The Wright Brothers were quintessential practitioners of ethical behavior. That is more than can be said about some others involved in the nascent airplane industry.
Augustus M. Herring is one such unsavory character who popped in and out of the Wright Brothers’ life.
Herring was an unpleasant man with a big ego who fancied himself as a great inventor in the field of aviation. His boasts were often designed to deceive others.
Herring was born in Georgia in 1865. He matriculated to Steven Institute of Technology in Hoboken, New Jersey, to study Mechanical Engineering but never graduated.
Herring told people that he didn’t graduate because the faculty thought his thesis on flight was “fanciful.” In truth he failed to complete the thesis he was writing on the subject of a marine steam engine, not flight.
Orville and Wilbur Wright first met Herring in 1902 during their glider experiments at Kitty Hawk. The Wrights were there to test their new glider that they had designed using the data from their recent wind tunnel experiments.
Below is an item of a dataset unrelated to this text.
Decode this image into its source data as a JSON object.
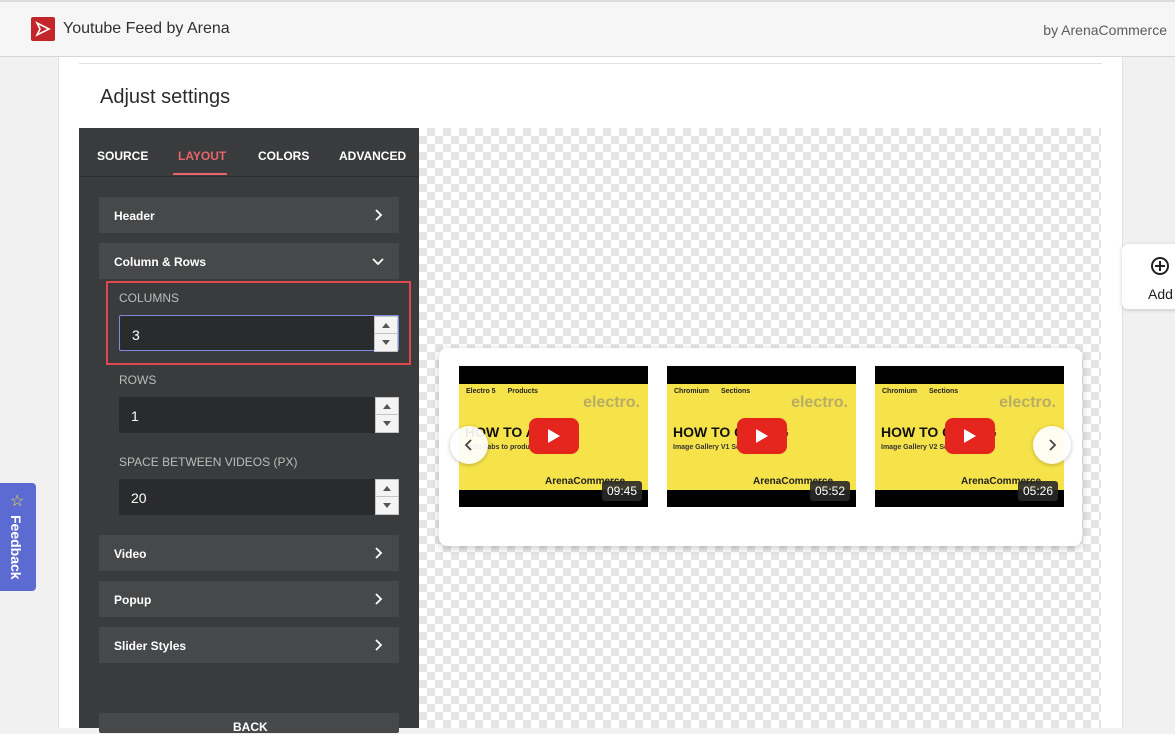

Octave Chanute, a aeronautical enthusiast and friend of the Wrights, was also there to test two of his gliders. Chanute brought Herring with him to assemble and fly the gliders.
Octave Chanute
Octave Chanute was a retired consulting engineer for a number of railroads, a construction engineer and one of the foremost American authorities on flying. Wilbur had written him on May 13, 1900, asking his advice on a suitable location for conducting glider experiments. That correspondence triggered a lively lifelong dialog.
Chanute respected the Wrights technical advances in flying and wanted them to observe two gliders of different designs that he hoped would attain automatic
stability in flight. The Wrights humored Chanute, believing a better approach was to use human control as they were doing.
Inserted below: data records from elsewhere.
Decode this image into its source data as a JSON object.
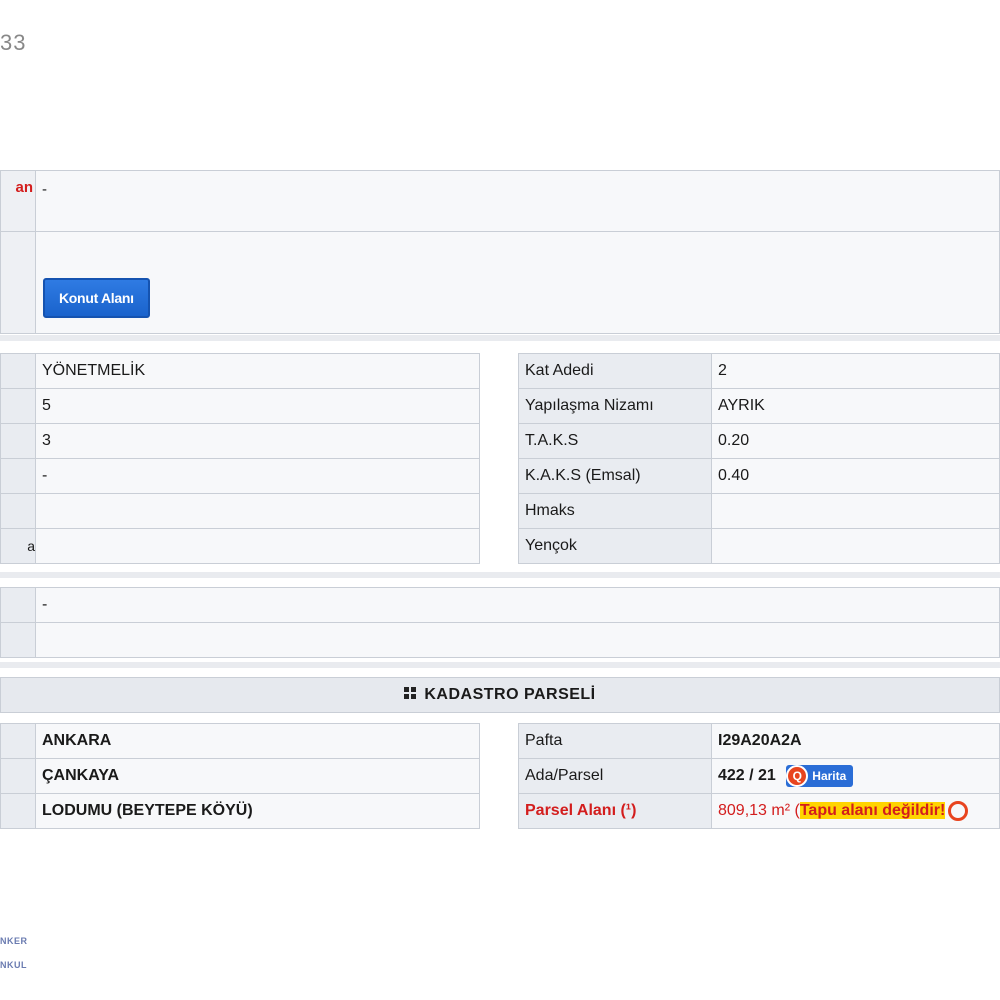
{
  "page_number": "33",
  "top": {
    "label_partial": "an",
    "value_row1": "-",
    "konut_button": "Konut Alanı"
  },
  "left_grid": [
    {
      "value": "YÖNETMELİK"
    },
    {
      "value": "5"
    },
    {
      "value": "3"
    },
    {
      "value": "-"
    },
    {
      "value": ""
    },
    {
      "value": "",
      "label_partial": "a"
    }
  ],
  "right_grid": [
    {
      "label": "Kat Adedi",
      "value": "2"
    },
    {
      "label": "Yapılaşma Nizamı",
      "value": "AYRIK"
    },
    {
      "label": "T.A.K.S",
      "value": "0.20"
    },
    {
      "label": "K.A.K.S (Emsal)",
      "value": "0.40"
    },
    {
      "label": "Hmaks",
      "value": ""
    },
    {
      "label": "Yençok",
      "value": ""
    }
  ],
  "mid_rows": [
    {
      "value": "-"
    },
    {
      "value": ""
    }
  ],
  "kadastro": {
    "header": "KADASTRO PARSELİ",
    "left": [
      {
        "value": "ANKARA"
      },
      {
        "value": "ÇANKAYA"
      },
      {
        "value": "LODUMU (BEYTEPE KÖYÜ)"
      }
    ],
    "pafta_label": "Pafta",
    "pafta_value": "I29A20A2A",
    "ada_label": "Ada/Parsel",
    "ada_value": "422 / 21",
    "harita_button": "Harita",
    "parsel_label": "Parsel Alanı (¹)",
    "parsel_value": "809,13 m²",
    "tapu_open": "(",
    "tapu_warning": "Tapu alanı değildir!"
  },
  "footer": {
    "line1": "NKER",
    "line2": "NKUL"
  },
  "colors": {
    "accent_blue": "#1a63cc",
    "warning_red": "#d31d1d",
    "warning_yellow": "#ffd400"
  }
}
The Wrights were leery of Herring coming to Kitty Hawk because they didn’t want to reveal the results of their research to strangers, but acquiesced to Chanute’s request. It turned out that neither of the gliders brought to Kitty Hawk by Chanute successfully flew.
Herring is Bungler
After Herring left the Wright camp, he went directly to Washington where he tried to get a job with Samuel Langley, Secretary of the Smithsonian, who was working on his own “aerodrome.” He didn’t get to see Langley, but left him a letter suggesting that he had knowledge of the Wrights’ progress. Chanute subsequently advised Langley that Herring was a “bungler” and he was not hired.
Herring’s Rascality
The next time Herring entered the lives of the Wrights was after the Wrights filed for their patent in 1903. Herring wrote them and claimed that he held a prior patent on a machine similar to theirs. He offered to form a joint company to market the Wright Flyer on the basis of 1/3 interest for him and 2/3 interest for them. The Wrights ignored what they termed as Herring’s “rascality.”
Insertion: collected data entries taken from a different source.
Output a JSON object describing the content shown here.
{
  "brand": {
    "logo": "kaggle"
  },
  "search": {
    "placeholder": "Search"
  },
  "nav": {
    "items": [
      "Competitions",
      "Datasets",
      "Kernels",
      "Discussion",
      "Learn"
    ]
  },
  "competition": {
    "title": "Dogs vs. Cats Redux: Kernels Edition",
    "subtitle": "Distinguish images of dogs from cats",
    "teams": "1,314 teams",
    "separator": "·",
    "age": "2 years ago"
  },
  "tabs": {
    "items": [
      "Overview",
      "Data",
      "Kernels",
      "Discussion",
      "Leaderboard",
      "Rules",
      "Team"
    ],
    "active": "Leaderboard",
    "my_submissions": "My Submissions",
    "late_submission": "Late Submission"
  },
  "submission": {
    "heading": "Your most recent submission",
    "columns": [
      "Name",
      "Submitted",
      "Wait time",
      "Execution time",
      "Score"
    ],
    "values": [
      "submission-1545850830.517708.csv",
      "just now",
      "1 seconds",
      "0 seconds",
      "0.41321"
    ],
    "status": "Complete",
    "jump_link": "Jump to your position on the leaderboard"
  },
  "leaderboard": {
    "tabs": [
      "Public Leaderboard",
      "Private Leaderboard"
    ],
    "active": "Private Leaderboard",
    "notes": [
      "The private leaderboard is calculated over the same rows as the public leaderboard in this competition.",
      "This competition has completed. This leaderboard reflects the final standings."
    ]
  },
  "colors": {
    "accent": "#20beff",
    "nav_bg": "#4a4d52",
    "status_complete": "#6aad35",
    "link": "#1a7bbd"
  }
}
Wilbur wrote to Chanute, “A copy is also enclosed of a letter received a few days ago from Mr. Herring. This time he surprised us. —- But that he would have the effrontery to write us such a letter, after his other schemes of rascality had failed was really a little more than we expected. We shall make no answer at all.”
Herring Wins Army Bid
In 1908 Herring showed up again. The Army Signal Corps had advertised for bids for a “Heavier-Than-air Flying Machine.” The specification had been tailored closely to the Wright machine.
To everyone’s surprise, the low bidder turned out to be Herring with a bid of $20,000. Herring’s plan was to obtain the award of the contract and then subcontract the building of the machine to the Wrights. His plan was foiled when the Army decided to accept both Herring’s and the Wrights’ bid.
Herring, in an attempt to save face, said he would provide an airplane and fly it to Washington. After the Army had given him numerous extensions to the due date of September 28, Herring stopped the charade by formally requesting his contract be voided for reasons of non-delivery.